Il momento più difficile è stato quello vissuto le prime settimane quando dall’ospedale venni trasferito nella struttura riabilitativa. Venivo da un periodo di coma indotto, muto, non camminavo di fatto allettato. Non avevo ancora coscienza di quanto fosse veramente accaduto, dell’uragano che aveva travolto la mia persona. Tra me e me, non potendo parlare ma solo “mugugnare”, pensavo “tanto tra poco vado a casa è tutto torna come prima”. Che sciocco io. Quello che pensavo fosse la fine era solo l’inizio di un incubo maledetto. Quando finalmente compresi durante le prime sedute di fisioterapia e, soprattutto, logopedia che la mia stava cambiando non in meglio vedendo dove mi trovavo e le altre persone come me spinto su una sedia a rotelle pensai che non doveva essere quella la mia vita. Ho descritto nel libro uno dei momenti terribili di farla finita. Poi è entrata in gioco lei, la forza della vita, l’amore verso la mia famiglia.
La vicinanza della sua famiglia è un tema centrale nel libro. Come hanno contribuito sua moglie Valeria e sua figlia Matilde a darle la forza necessaria per affrontare il cambiamento?

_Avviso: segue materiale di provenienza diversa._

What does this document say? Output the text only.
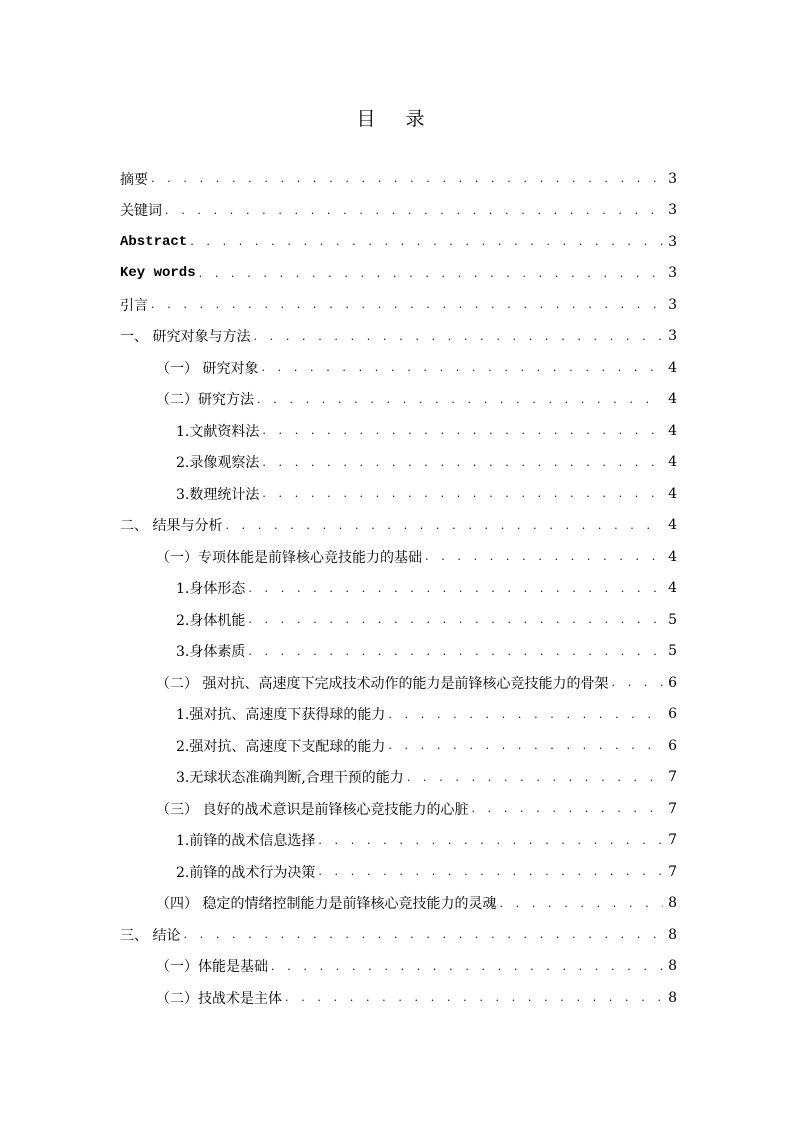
目 录
摘要 . . .	3
关键词 . . .	3
Abstract . . .	3
Key words . . .	3
引言 . . .	3
一、 研究对象与方法 . . .	3
（一） 研究对象 . . .	4
（二）研究方法 . . .	4
1.文献资料法 . . .	4
2.录像观察法 . . .	4
3.数理统计法 . . .	4
二、 结果与分析 . . .	4
（一）专项体能是前锋核心竞技能力的基础 . . .	4
1.身体形态 . . .	4
2.身体机能 . . .	5
3.身体素质 . . .	5
（二） 强对抗、高速度下完成技术动作的能力是前锋核心竞技能力的骨架 . . .	6
1.强对抗、高速度下获得球的能力 . . .	6
2.强对抗、高速度下支配球的能力 . . .	6
3.无球状态准确判断,合理干预的能力 . . .	7
（三） 良好的战术意识是前锋核心竞技能力的心脏 . . .	7
1.前锋的战术信息选择 . . .	7
2.前锋的战术行为决策 . . .	7
（四） 稳定的情绪控制能力是前锋核心竞技能力的灵魂 . . .	8
三、 结论 . . .	8
（一）体能是基础 . . .	8
（二）技战术是主体 . . .	8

Appunto dicevo che è stato il loro amore, mi hanno sempre considerato al centro del nostro progetto di famiglia. Eppure la sofferenza che hanno dovuto subire per me è stata tanta. Avere la famiglia a fianco a te fa la differenza. Ne ho visti molti che sono stati abbandonati. Non è facile mettere la tua vita a disposizione interamente di altri. Pur essendo marito o moglie, non è per nulla scontato. Anzi.
Ha descritto la gratitudine come una delle lezioni più preziose apprese dal suo viaggio. C’è un momento particolare che rappresenta questa gratitudine?
Il mio viaggio non è ancora finito è appena iniziato. Ora posso dire di essere grato nel senso che ho una visione della mia nuova vita più vera, reale. Vedo cose a cui do un significato che prima mai avrei dato. Il solo fatto di essere qui a parlarle già rappresenta una gratitudine.
Il titolo del libro, “Tempo, col mio amante stronzo”, è molto evocativo. Qual è il messaggio che voleva trasmettere scegliendo questa metafora del tempo?
Il tempo è la cosa più importante che abbiamo. Senza tempo non esistiamo, nulla esiste. Il tempo è vita, speranza, dono. Il tempo è la percezione e rappresentazione della modalità di successione degli eventi, per cui essi avvengono prima, dopo o durante altri eventi. E sono eventi che possono cambiare la vita. Quindi il tempo stesso diventa vita.
Il suo racconto tocca temi universali come la fragilità e la resilienza. Che consiglio darebbe a chi si trova a vivere una situazione simile alla sua?
Sono temi importanti che bisognerebbe insegnare nella didattica scolastica. Unico consiglio che posso dare è quello che prendere il meglio dal peggio. Perché la vita è bella e, comunque sia, vale sempre la pena di essere vissuta. A qualunque costo.